7 ways to preparing for the 2021-2022 school year

The beginning of the new school year is only a few weeks away. With the rise of COVID19 once again, there are many unanswered questions and much uncertainty in regards to what the 2021-2022 school year will look like. As it stands most schools might require students to wear masks throughout their school day, some may opt not to. Many colleges and other higher education facilities are requiring proof of vaccination, others are not. Whatever the final decision may be for your specific school district and learning institution, there are steps you should follow to ensure your student is mentally and physically ready to do their best this upcoming school year.

Whether your child will attend school in person or online, here are a few suggestions to best prepare your child for a positive and successful year:

1. The importance of mental health and readiness

Make sure to keep open communication with your child. Validate all positive and anxious feelings and be age-appropriately honest with them at all times. Your attitude and beliefs will have a huge impact on your child’s thoughts and emotions, so make certain to engage with positivity and confidence. Children will feed off of you. If you are cool, calm and collected, so will they.

2. Have a clear plan for your family’s safety

Whatever your stance is on the benefits of masks and vaccination, have a clear plan about how your child and your family will stay safe amidst our current COVID circumstances, as well as when they change for better or worse. Know your school’s rules and cleaning protocols. Practice your specific safety plan depending on your choices and your school’s requirements (ie: proper handwashing, mask-wearing, social distancing and/or vaccinations).

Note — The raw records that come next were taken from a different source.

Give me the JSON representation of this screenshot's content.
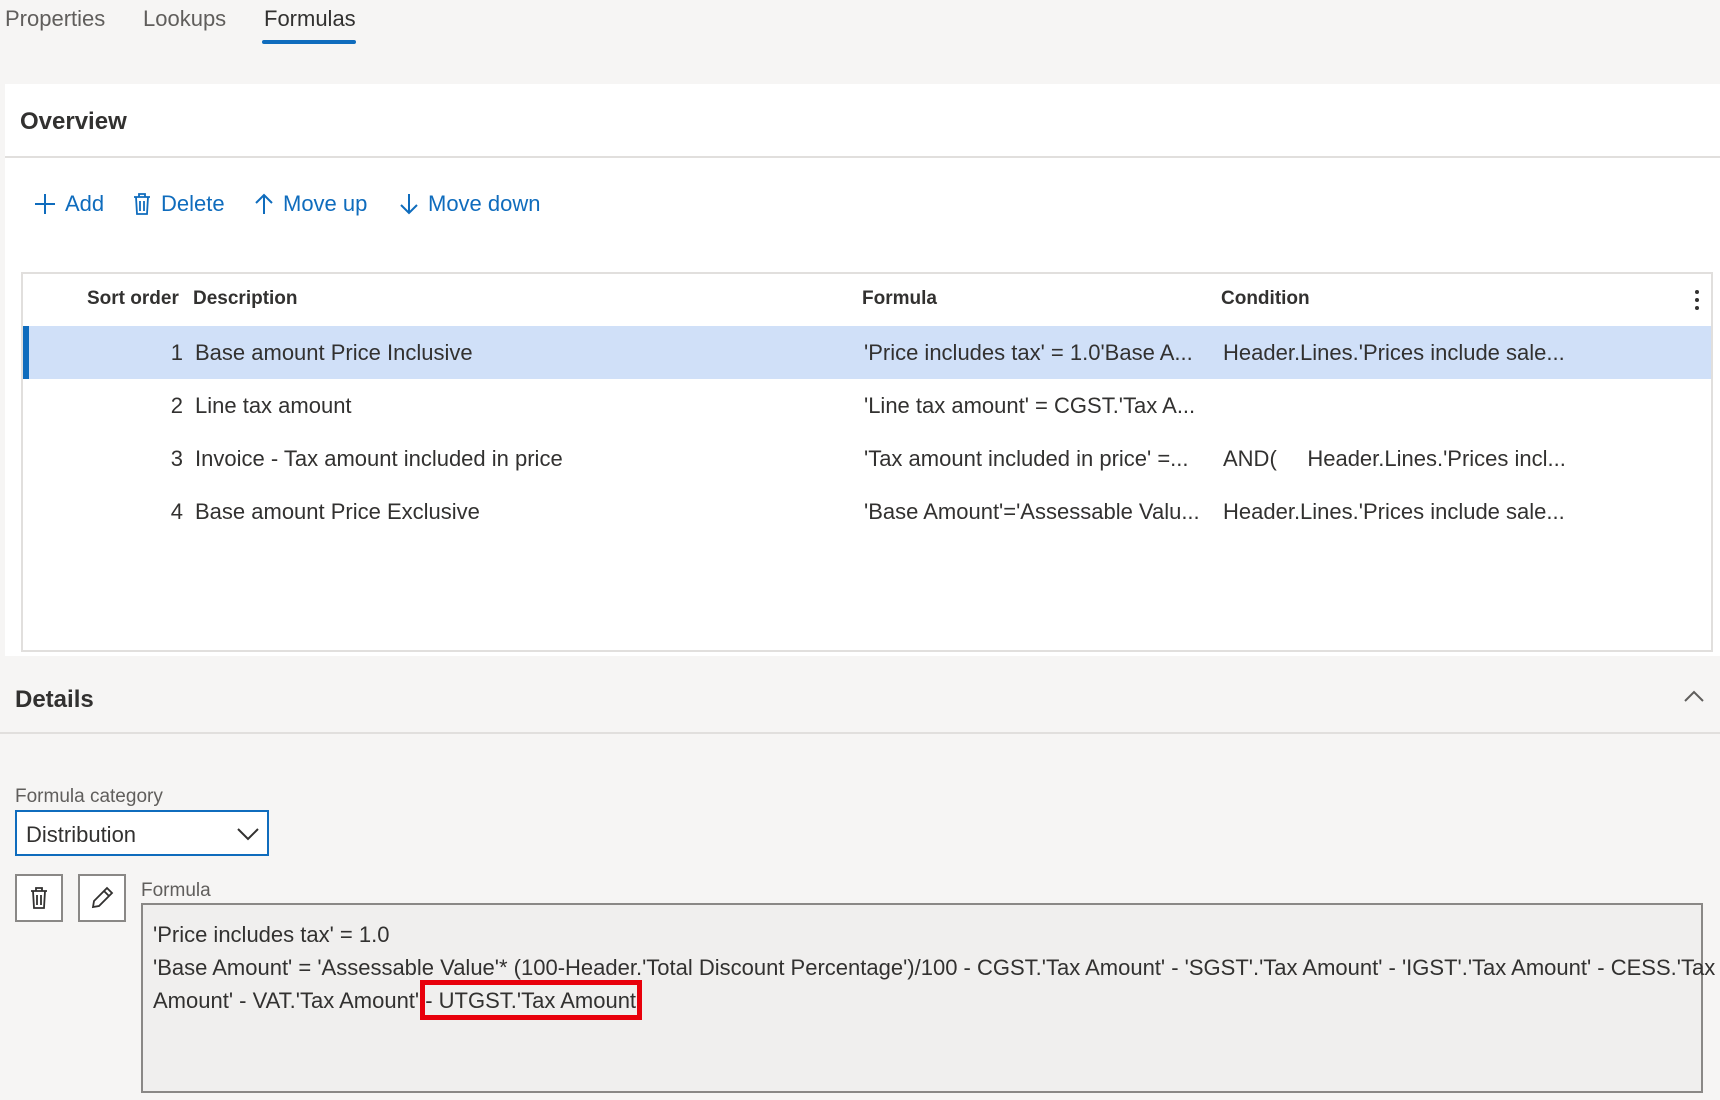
{
  "tabs": [
    {
      "label": "Properties"
    },
    {
      "label": "Lookups"
    },
    {
      "label": "Formulas"
    }
  ],
  "overview": {
    "title": "Overview",
    "toolbar": {
      "add": "Add",
      "delete": "Delete",
      "move_up": "Move up",
      "move_down": "Move down"
    },
    "columns": {
      "sort_order": "Sort order",
      "description": "Description",
      "formula": "Formula",
      "condition": "Condition"
    },
    "rows": [
      {
        "sort": "1",
        "description": "Base amount Price Inclusive",
        "formula": "'Price includes tax' = 1.0'Base A...",
        "condition": "Header.Lines.'Prices include sale..."
      },
      {
        "sort": "2",
        "description": "Line tax amount",
        "formula": "'Line tax amount' = CGST.'Tax A...",
        "condition": ""
      },
      {
        "sort": "3",
        "description": "Invoice - Tax amount included in price",
        "formula": "'Tax amount included in price' =...",
        "condition": "AND(     Header.Lines.'Prices incl..."
      },
      {
        "sort": "4",
        "description": "Base amount Price Exclusive",
        "formula": "'Base Amount'='Assessable Valu...",
        "condition": "Header.Lines.'Prices include sale..."
      }
    ],
    "selected_row": 1
  },
  "details": {
    "title": "Details",
    "formula_category_label": "Formula category",
    "formula_category_value": "Distribution",
    "formula_label": "Formula",
    "formula_lines": [
      "'Price includes tax' = 1.0",
      "'Base Amount' = 'Assessable Value'* (100-Header.'Total Discount Percentage')/100 - CGST.'Tax Amount' - 'SGST'.'Tax Amount' - 'IGST'.'Tax Amount' - CESS.'Tax",
      "Amount' - VAT.'Tax Amount' - UTGST.'Tax Amount'"
    ]
  },
  "icons": {
    "add": "plus-icon",
    "delete": "trash-icon",
    "move_up": "arrow-up-icon",
    "move_down": "arrow-down-icon",
    "more": "more-vertical-icon",
    "collapse": "chevron-up-icon",
    "dropdown": "chevron-down-icon",
    "edit": "pencil-icon"
  },
  "colors": {
    "accent": "#0f6cbd",
    "selected_row": "#d0e0f8",
    "highlight": "#e8000b"
  }
}
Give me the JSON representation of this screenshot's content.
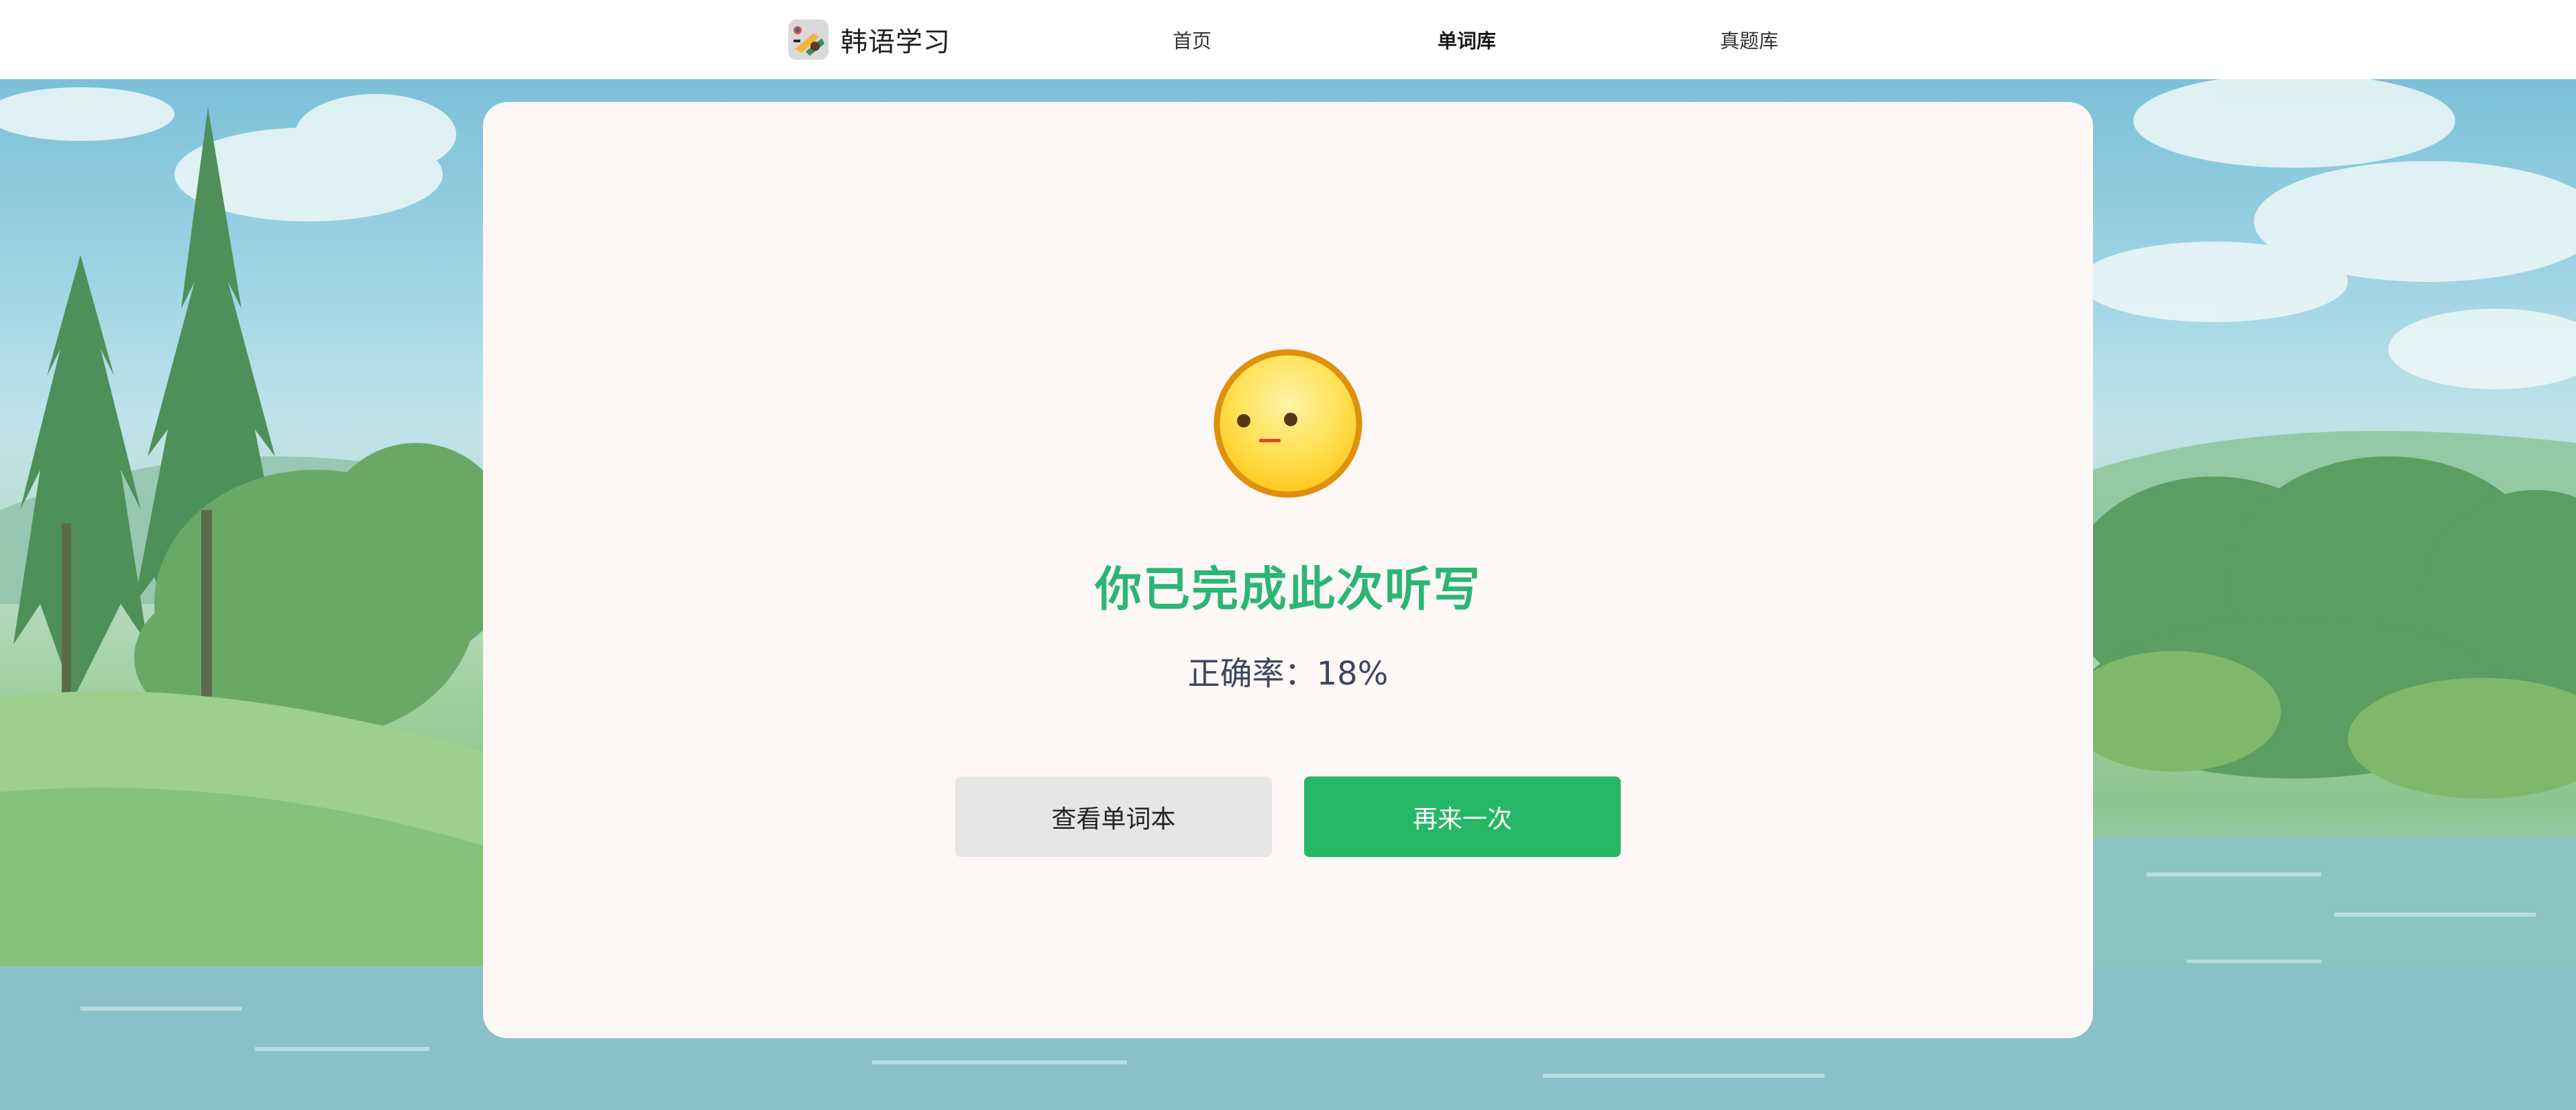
{
  "app": {
    "title": "韩语学习",
    "logo_icon": "korean-learning-logo-icon"
  },
  "nav": {
    "items": [
      {
        "label": "首页",
        "active": false
      },
      {
        "label": "单词库",
        "active": true
      },
      {
        "label": "真题库",
        "active": false
      }
    ]
  },
  "result": {
    "emoji_icon": "neutral-face-icon",
    "title": "你已完成此次听写",
    "accuracy_label": "正确率：18%",
    "accuracy_value": 18
  },
  "actions": {
    "view_wordbook_label": "查看单词本",
    "retry_label": "再来一次"
  },
  "colors": {
    "accent_green": "#26b866",
    "title_green": "#2bb673",
    "card_bg": "#fdf7f5",
    "secondary_button": "#e6e6e6"
  }
}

The clearer your plan, the better off everyone will be.

3. Encourage your student’s participation and input in the preparations

Depending on your child’s age, ask for their input on schooling decisions such as safety planning and specific details that would make them feel happier and more confident for their new school year. Create excitement in back-to-school shopping and allow your child choices for their supplies and clothing, as well as their at-home study area, when appropriate.

4. Scholastic readiness

Summer break is incredibly beneficial. We all need a break to renew and refresh, however, summer break is long and the summer slide is real. Take time every day to get back into a positive learning routine. Instill the importance of reading every day, enjoy some math games to brush up on past skills, go to a museum to explore science, history and art topics. The more you share in the value of learning, the more your child will adopt these positive attributes to their education.

5. Meet with your teacher(s)

When your school makes this information available, make sure you and your child have the opportunity to meet your teacher(s), whether virtually or in person, so you can get to know and feel comfortable with each other. Share fears and concerns and allow the teacher the opportunity to bond with your student. Be supportive of your teacher(s) and make sure you know their preferred way of communication and what they might need from you. Great communication from the start is key!

6. Set a clear schedule 

With your child’s input, set bedtimes and wake up, breakfast and departure times for each school day, then run through their daily at-school schedule and after-school expectations in regards to after-school activities and homework. Establish these clear routines and stay true to them throughout the year, with reasonable adjustments when necessary.

7. Create a backup plan

Should brick-and-mortar, in-person schools have to shut down again, have a clear plan in place for your child’s care and schooling. Know where your child will go, who will be able to look after them, as well as a nice, comfortable and convenient place for them to continue their schooling without distraction or interruption.

The 2021-2022 school year will most likely be another one for the books. Rules and protocols might change and we will comply and adapt to whatever will be best for our children and our families. Most importantly, as parents, we must take care of ourselves so we can best care for our children. If you find it challenging to remain positive or are feeling anxious, please make sure to seek help and guidance as well. Our children depend on us. We must make sure that, even during these most difficult times, we are at our best physically and mentally as well.